企業の新入社員研修については、ほとんど関わったことがありませんが、近年盛んだなという印象は持っていました。先日、新入社員研修の講師を担当されている方のお話しを伺う機会があり、勉強になりました。
担当する研修では、論理思考からライティング、コミュニケーション、業務のシミュレーションまで、その内容は、驚くほど豊富。講師を担当する前に、模擬受講したのだが、私でも答えられないような難しさだった。クライアント企業の注文によっては、厳し目の指導もすることもあり、新人がその場で泣いてしまうこともあるよう。
研修を受けて配属された現場の先輩や上司は、新人の博学さ?と理屈っぽさで、面食らうことも多いらしい。そりゃ、そうだ。現場の経験が一切ないのに、理屈ばかり頭に詰め込んでも、すぐに役立つはずがない。現場の上司は大変だろうな。

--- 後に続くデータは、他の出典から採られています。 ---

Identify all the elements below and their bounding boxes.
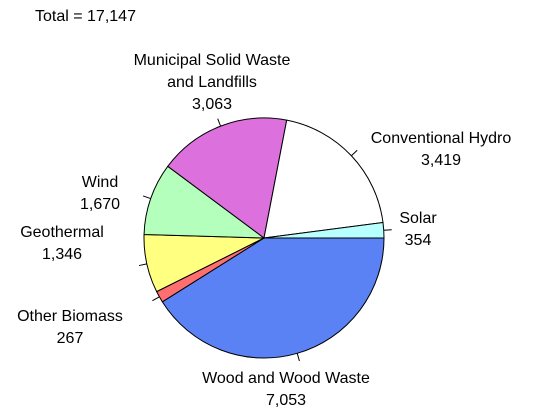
slice-label: Other Biomass 267 — [0, 306, 150, 350]
value-label: 267 — [56, 330, 84, 347]
leader-line — [217, 118, 222, 127]
slice-label: Wind 1,670 — [60, 172, 140, 216]
value-label: 7,053 — [265, 392, 307, 409]
slice-label: Municipal Solid Waste and Landfills 3,063 — [122, 50, 302, 116]
leader-line — [351, 149, 358, 157]
value-label: 3,063 — [191, 96, 233, 113]
leader-line — [138, 263, 147, 267]
category-label: Conventional Hydro — [370, 130, 512, 147]
total-label: Total = 17,147 — [35, 8, 136, 25]
leader-line — [383, 229, 392, 231]
category-label: Other Biomass — [17, 308, 123, 325]
slice-label: Wood and Wood Waste 7,053 — [176, 368, 396, 412]
category-label: Municipal Solid Waste and Landfills — [133, 52, 291, 91]
slice-label: Conventional Hydro 3,419 — [356, 128, 526, 172]
slice-label: Geothermal 1,346 — [2, 222, 122, 266]
pie-slice — [167, 117, 288, 239]
value-label: 354 — [404, 232, 432, 249]
leader-line — [152, 296, 160, 302]
pie-slice — [263, 119, 384, 239]
value-label: 1,346 — [41, 246, 83, 263]
value-label: 1,670 — [79, 196, 121, 213]
pie-slice — [143, 165, 266, 239]
category-label: Wind — [81, 174, 119, 191]
leader-line — [296, 353, 300, 362]
category-label: Wood and Wood Waste — [202, 370, 370, 387]
value-label: 3,419 — [420, 152, 462, 169]
category-label: Geothermal — [20, 224, 104, 241]
slice-label: Solar 354 — [388, 208, 448, 252]
leader-line — [142, 195, 151, 200]
category-label: Solar — [399, 210, 437, 227]
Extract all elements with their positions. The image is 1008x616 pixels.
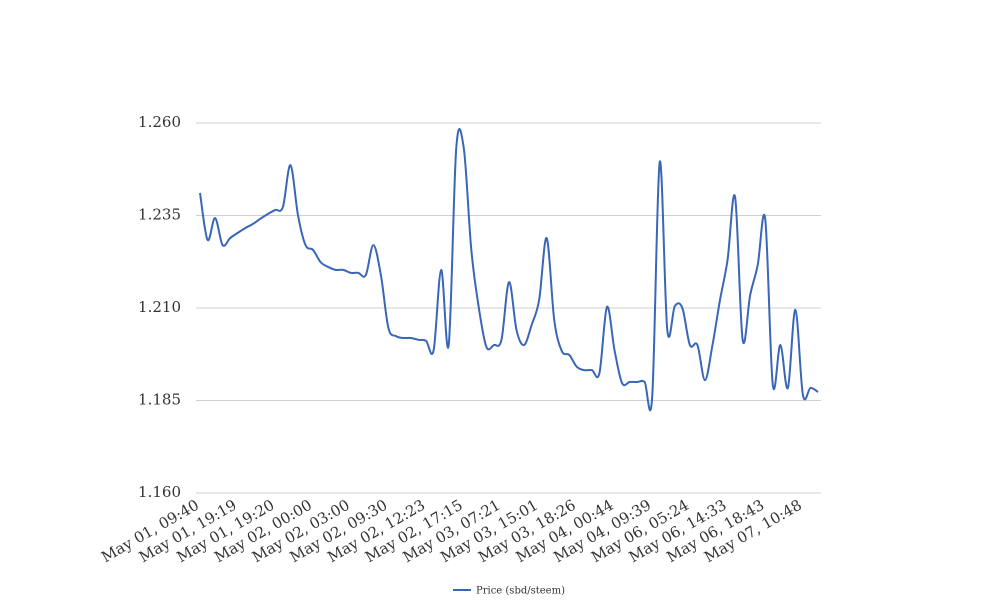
price-line bbox=[199, 128, 819, 412]
y-tick-label: 1.235 bbox=[138, 206, 181, 224]
legend-label: Price (sbd/steem) bbox=[476, 586, 565, 597]
y-tick-label: 1.185 bbox=[138, 391, 181, 409]
y-tick-label: 1.160 bbox=[138, 483, 181, 501]
y-tick-label: 1.260 bbox=[138, 113, 181, 131]
y-tick-label: 1.210 bbox=[138, 298, 181, 316]
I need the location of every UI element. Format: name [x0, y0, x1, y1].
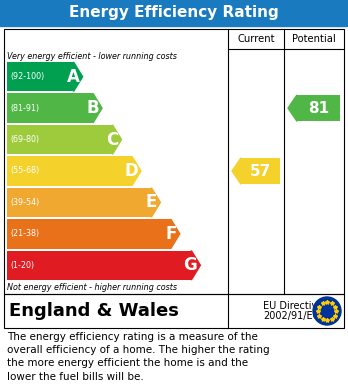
Text: F: F	[165, 225, 177, 243]
Bar	[7, 62, 73, 91]
Bar	[0, 0, 348, 26]
Text: B: B	[86, 99, 99, 117]
Bar	[7, 219, 171, 249]
Text: D: D	[124, 162, 138, 180]
Text: EU Directive: EU Directive	[263, 301, 323, 311]
Text: England & Wales: England & Wales	[9, 302, 179, 320]
Text: (81-91): (81-91)	[10, 104, 39, 113]
Polygon shape	[112, 125, 121, 154]
Bar	[241, 158, 280, 184]
Text: Energy Efficiency Rating: Energy Efficiency Rating	[69, 5, 279, 20]
Polygon shape	[151, 188, 160, 217]
Text: (69-80): (69-80)	[10, 135, 39, 144]
Text: Potential: Potential	[292, 34, 336, 44]
Bar	[7, 93, 93, 123]
Polygon shape	[191, 251, 200, 280]
Polygon shape	[132, 156, 141, 186]
Text: Not energy efficient - higher running costs: Not energy efficient - higher running co…	[7, 283, 177, 292]
Text: (21-38): (21-38)	[10, 230, 39, 239]
Polygon shape	[232, 158, 241, 184]
Text: C: C	[106, 131, 118, 149]
Text: (55-68): (55-68)	[10, 167, 39, 176]
Text: (39-54): (39-54)	[10, 198, 39, 207]
Text: The energy efficiency rating is a measure of the
overall efficiency of a home. T: The energy efficiency rating is a measur…	[7, 332, 270, 382]
Bar	[297, 95, 340, 121]
Bar	[7, 125, 112, 154]
Text: G: G	[184, 256, 197, 274]
Bar	[7, 156, 132, 186]
Text: (92-100): (92-100)	[10, 72, 44, 81]
Text: 81: 81	[308, 100, 329, 116]
Bar	[7, 188, 151, 217]
Bar	[4, 29, 344, 294]
Polygon shape	[171, 219, 180, 249]
Text: (1-20): (1-20)	[10, 261, 34, 270]
Text: A: A	[67, 68, 80, 86]
Bar	[7, 251, 191, 280]
Polygon shape	[93, 93, 102, 123]
Text: 2002/91/EC: 2002/91/EC	[263, 311, 319, 321]
Text: Current: Current	[237, 34, 275, 44]
Text: 57: 57	[250, 163, 271, 179]
Text: Very energy efficient - lower running costs: Very energy efficient - lower running co…	[7, 52, 177, 61]
Circle shape	[313, 297, 341, 325]
Polygon shape	[288, 95, 297, 121]
Polygon shape	[73, 62, 82, 91]
Bar	[4, 294, 344, 328]
Text: E: E	[146, 194, 157, 212]
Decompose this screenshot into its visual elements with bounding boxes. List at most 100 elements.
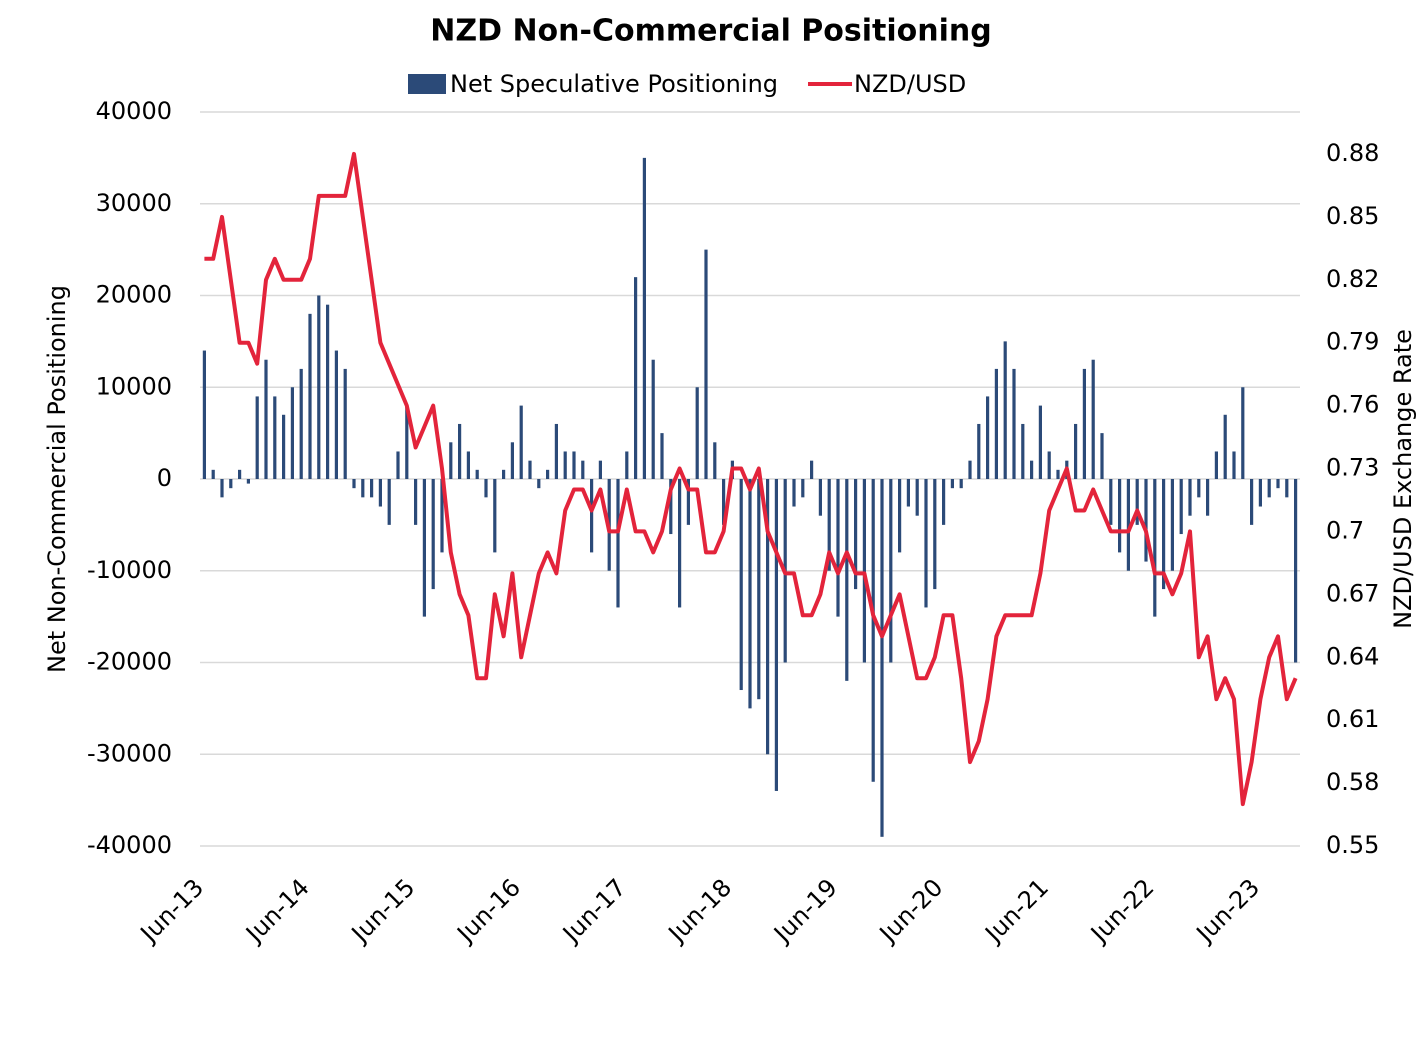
bar xyxy=(1197,479,1201,498)
bar xyxy=(757,479,761,700)
bar xyxy=(642,157,646,479)
bar xyxy=(1285,479,1289,498)
bar xyxy=(554,423,558,479)
bar xyxy=(528,460,532,479)
bar xyxy=(977,423,981,479)
bar xyxy=(766,479,770,755)
bar xyxy=(466,451,470,479)
bar xyxy=(458,423,462,479)
bar xyxy=(1170,479,1174,571)
x-tick-label: Jun-19 xyxy=(767,873,842,948)
x-tick-label: Jun-16 xyxy=(451,873,526,948)
bar xyxy=(1206,479,1210,516)
bar xyxy=(810,460,814,479)
x-tick-label: Jun-13 xyxy=(134,873,209,948)
bar xyxy=(924,479,928,608)
bar xyxy=(1126,479,1130,571)
bar xyxy=(959,479,963,489)
bar xyxy=(1267,479,1271,498)
y-tick-label: 10000 xyxy=(96,372,172,400)
bar xyxy=(933,479,937,590)
chart-title: NZD Non-Commercial Positioning xyxy=(430,14,992,49)
x-tick-label: Jun-23 xyxy=(1190,873,1265,948)
bar xyxy=(537,479,541,489)
bar xyxy=(326,304,330,479)
bar xyxy=(581,460,585,479)
x-tick-label: Jun-21 xyxy=(979,873,1054,948)
legend: Net Speculative Positioning NZD/USD xyxy=(408,70,966,98)
bar xyxy=(387,479,391,525)
y-tick-label: -40000 xyxy=(87,831,172,859)
bar xyxy=(1241,387,1245,479)
bar xyxy=(1100,433,1104,479)
y-tick-label: -10000 xyxy=(87,556,172,584)
bar xyxy=(273,396,277,479)
bar xyxy=(634,277,638,479)
bar xyxy=(1091,359,1095,479)
y2-tick-label: 0.58 xyxy=(1326,768,1379,796)
bar xyxy=(818,479,822,516)
bar xyxy=(493,479,497,553)
bar xyxy=(1153,479,1157,617)
bar xyxy=(836,479,840,617)
y2-tick-label: 0.7 xyxy=(1326,516,1364,544)
line xyxy=(204,151,1298,807)
bar xyxy=(299,368,303,479)
bar xyxy=(238,469,242,479)
bar xyxy=(1056,469,1060,479)
bar xyxy=(211,469,215,479)
y2-tick-label: 0.79 xyxy=(1326,328,1379,356)
bar xyxy=(1232,451,1236,479)
bar xyxy=(282,414,286,479)
legend-label: NZD/USD xyxy=(854,70,966,98)
bar xyxy=(229,479,233,489)
y2-tick-label: 0.73 xyxy=(1326,454,1379,482)
bar xyxy=(519,405,523,479)
bar xyxy=(942,479,946,525)
bar xyxy=(502,469,506,479)
bar xyxy=(713,442,717,479)
bar xyxy=(915,479,919,516)
bar xyxy=(669,479,673,535)
y-tick-label: 0 xyxy=(157,464,172,492)
y2-tick-label: 0.64 xyxy=(1326,642,1379,670)
bar xyxy=(739,479,743,691)
bar xyxy=(1294,479,1298,663)
bar xyxy=(1047,451,1051,479)
bar xyxy=(1118,479,1122,553)
bar xyxy=(1214,451,1218,479)
bar xyxy=(1188,479,1192,516)
bar xyxy=(202,350,206,479)
bar xyxy=(396,451,400,479)
bar xyxy=(1021,423,1025,479)
y-tick-label: -20000 xyxy=(87,648,172,676)
bar xyxy=(361,479,365,498)
x-tick-label: Jun-18 xyxy=(662,873,737,948)
bar xyxy=(1109,479,1113,525)
bar xyxy=(1179,479,1183,535)
bar xyxy=(246,479,250,484)
bar xyxy=(686,479,690,525)
bar xyxy=(1144,479,1148,562)
bar xyxy=(845,479,849,681)
bar xyxy=(678,479,682,608)
bar xyxy=(994,368,998,479)
bar xyxy=(651,359,655,479)
legend-swatch xyxy=(408,74,446,94)
bar xyxy=(290,387,294,479)
bar xyxy=(801,479,805,498)
bar xyxy=(827,479,831,571)
bar xyxy=(695,387,699,479)
bar xyxy=(880,479,884,837)
bar xyxy=(1135,479,1139,525)
bar xyxy=(871,479,875,782)
y2-tick-label: 0.67 xyxy=(1326,579,1379,607)
bar xyxy=(1038,405,1042,479)
bar xyxy=(343,368,347,479)
y2-tick-label: 0.85 xyxy=(1326,202,1379,230)
bar xyxy=(898,479,902,553)
bar xyxy=(1258,479,1262,507)
legend-label: Net Speculative Positioning xyxy=(450,70,778,98)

その方は、講師を務めながらも、その効果には疑問を感じているようでした。
10年前のいわゆる企業研修フェアと近年のそれとの最大の違いは、新人や若手向けの研修プログラムの多さだと思います。特に、2004年頃からのミニバブルの大量採用が影響しているのではと思います。
新人獲得競争が復活し、学生に魅力ある企業だと思ってもらうには、豊富な新人・若手向け研修もアピーリングだったのかもしれません。また、大量に加わる新人を、現場では教育しきれず、外部研修会社に依存することも増えたのでしょう。OJTは、死語と課しつつありましたし。
その話を聞いて思い出したのが、私が新卒時に受けた新人研修と、唯一手がけた新人研修のあるプログラムです。
私は銀行に入行するとすぐに、2週間の新人研修に送りこまれました。町田郊外の研修所での缶詰合宿です。そこで、教育研修室指導のもとで、札勘(お札を数える)、加算機(大きめの電卓)、そろばん!の基礎技術を徹底的に訓練させられました。他にも財務分析などメニューはいろいろありましたが、よく覚えていません。同期は269名。40人くらいのクラスに分けられ、研修は進みます。クラス内のグループ対抗や、クラス対抗で、競わせることが基本だったと思います。2週間の研修で何を得たかといえば、先の基礎技術と同期の絆だったと思います。今思えば、銀行の意図も、そこにあったのだと思います。銀行でこれから長年いい仕事をしていく上では、同期の絆は、何よりも大事な財産ですから。そういう意味では、新人研修でしかできないことを、してくれたのだと感謝しています。(途中で退職したとはいえ)
それから、もう15年くらい前になりますが、一度だけクライアント企業に新人研修の1プログラムを開発し、提供しました。某大手通信企業の新人、約250名が対象です。依頼内容は、大学・大学院から社会人になりたての新入社員に、「社会と企業と個人の関係を理解させてほしい」という、今思い出しても難しいテーマでした。ようは、企業で働くうえでの社会人としての自覚を持たせてほしいということです。ここで、プログラム内容は書きませんが、非常に苦労しました。でも、最終的には受講者にもクライアントにも満足頂き、大きな達成感を味わったことを覚えています。
今年は、採用人数も大幅に絞られ、新入社員研修の形も変わっていくことでしょう。決して、「実施することに意味がある」というようなものには、していただきたくはありません。